Chicago Residents Concerned Over Surveillance Cameras

High-tech surveillance cameras in use around Chicago used by the city’s police to zoom in on crimes in progress and track suspects across the city are the subject of growing privacy concerns from citizens and privacy rights activists.

Chicago has been on a path since 2003 to become the country’s most-watched city, when police first started installing security cameras in high-crime areas around the city. Since the onset of the program, Chicago has linked up more than 10,000 public and privately owned surveillance cams in a system dubbed Operation Virtual Shield, according to a report by the American Civil Liberties Union.

The report, published Tuesday, states that at least 1,250 of those cams are powerful enough to zoom in and read the text of a book, and is also capable of automatically tracking people and vehicles out of range of one camera and into another.

“Given Chicago’s history of unlawful political surveillance, including the notorious ‘Red Squad,’ it is critical that appropriate controls be put in place to rein in these powerful and pervasive surveillance cameras now available to law enforcement throughout the City,” Harvey Grossman, legal director of the ACLU of Illinois, told AFP.
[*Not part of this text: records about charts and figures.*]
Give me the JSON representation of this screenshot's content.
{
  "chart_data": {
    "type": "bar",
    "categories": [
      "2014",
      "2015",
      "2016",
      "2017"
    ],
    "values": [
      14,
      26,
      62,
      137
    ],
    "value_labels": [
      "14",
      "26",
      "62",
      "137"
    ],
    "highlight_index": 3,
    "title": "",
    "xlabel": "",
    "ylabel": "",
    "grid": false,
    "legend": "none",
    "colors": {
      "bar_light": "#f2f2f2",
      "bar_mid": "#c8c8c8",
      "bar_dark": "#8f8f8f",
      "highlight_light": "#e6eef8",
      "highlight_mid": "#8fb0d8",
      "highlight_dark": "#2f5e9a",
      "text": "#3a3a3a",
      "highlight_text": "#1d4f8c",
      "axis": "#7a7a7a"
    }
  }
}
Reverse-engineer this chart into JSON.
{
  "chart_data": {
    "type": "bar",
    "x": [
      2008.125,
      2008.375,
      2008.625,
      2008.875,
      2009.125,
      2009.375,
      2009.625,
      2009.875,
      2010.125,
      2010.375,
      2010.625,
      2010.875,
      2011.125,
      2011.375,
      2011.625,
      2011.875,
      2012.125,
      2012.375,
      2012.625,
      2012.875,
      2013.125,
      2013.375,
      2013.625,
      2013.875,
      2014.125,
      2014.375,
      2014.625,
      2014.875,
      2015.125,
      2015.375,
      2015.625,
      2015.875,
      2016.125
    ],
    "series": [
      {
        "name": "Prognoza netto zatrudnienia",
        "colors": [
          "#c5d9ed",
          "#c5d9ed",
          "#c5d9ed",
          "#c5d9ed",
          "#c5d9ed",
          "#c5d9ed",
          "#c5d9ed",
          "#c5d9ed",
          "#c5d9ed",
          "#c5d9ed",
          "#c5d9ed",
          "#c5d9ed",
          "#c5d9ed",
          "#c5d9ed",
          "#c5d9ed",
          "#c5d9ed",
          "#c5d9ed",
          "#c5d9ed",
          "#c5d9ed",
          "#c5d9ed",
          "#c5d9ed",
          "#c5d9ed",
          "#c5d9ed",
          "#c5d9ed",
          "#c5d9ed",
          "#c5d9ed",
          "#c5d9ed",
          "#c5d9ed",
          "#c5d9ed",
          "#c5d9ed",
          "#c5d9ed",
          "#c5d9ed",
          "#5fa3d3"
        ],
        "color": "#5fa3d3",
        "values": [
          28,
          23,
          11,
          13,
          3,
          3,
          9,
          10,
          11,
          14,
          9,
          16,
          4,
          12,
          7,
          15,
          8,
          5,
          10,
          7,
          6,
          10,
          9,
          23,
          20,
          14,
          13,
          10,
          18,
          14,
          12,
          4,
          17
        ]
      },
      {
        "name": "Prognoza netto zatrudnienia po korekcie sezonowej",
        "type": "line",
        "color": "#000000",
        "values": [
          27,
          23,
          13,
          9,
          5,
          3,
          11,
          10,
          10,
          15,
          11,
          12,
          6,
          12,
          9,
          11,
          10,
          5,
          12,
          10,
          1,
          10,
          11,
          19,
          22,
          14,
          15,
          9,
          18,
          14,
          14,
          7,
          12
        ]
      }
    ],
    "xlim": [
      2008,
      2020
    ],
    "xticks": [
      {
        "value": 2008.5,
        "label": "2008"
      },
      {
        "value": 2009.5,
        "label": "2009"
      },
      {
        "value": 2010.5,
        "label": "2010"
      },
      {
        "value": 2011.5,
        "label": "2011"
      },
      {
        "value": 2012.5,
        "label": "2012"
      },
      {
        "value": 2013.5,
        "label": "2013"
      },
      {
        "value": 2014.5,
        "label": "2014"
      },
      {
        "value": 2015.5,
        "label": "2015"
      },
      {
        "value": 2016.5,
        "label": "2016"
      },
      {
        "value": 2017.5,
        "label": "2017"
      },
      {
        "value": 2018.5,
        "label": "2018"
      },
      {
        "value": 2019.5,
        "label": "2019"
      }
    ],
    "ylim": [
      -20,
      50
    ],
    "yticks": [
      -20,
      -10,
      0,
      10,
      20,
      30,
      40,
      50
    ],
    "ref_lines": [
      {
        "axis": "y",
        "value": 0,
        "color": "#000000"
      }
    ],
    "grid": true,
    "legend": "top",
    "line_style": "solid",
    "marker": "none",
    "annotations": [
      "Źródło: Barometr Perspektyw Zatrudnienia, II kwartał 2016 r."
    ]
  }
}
The “Red Squad” program, run by the Chicago police from the 20s to the 70s, was used to spy on and maintain profiles of thousands of individuals and groups in an effort to find communists and other insubordinates.

Richard Daley, the outgoing mayor of Chicago, has long supported the surveillance cameras as crime-fighting tools and said he would like to see them on every street corner.

The Chicago police said the cameras have led to 4,500 arrests in the past four years.

But the ACLU said the price tag that comes with the high-tech surveillance system could be better spent on the 1,000+ vacancies in the Chicago police force.

It urged city officials to impose a ban on new cameras and implement new policies to prevent the misuse of the cameras, such as prohibiting filming of private residencies and limiting the propagation of recorded images.

“Our city needs to change course, before we awake to find that we cannot walk into a book store or a doctor’s office free from the government’s watchful eye,” said the ACLU.

A spokeswoman with the Chicago police department said the force regularly reviews it policies and keeps an “open dialogue” with the ACLU.

“The Chicago Police Department is committed to safeguarding the civil liberties of city residents and visitors alike,” Lieutenant Maureen Biggane told the French news agency in an e-mail. “Public safety is a responsibility of paramount importance and we are fully committed to protecting the public from crime, and upholding the constitutional rights of all.”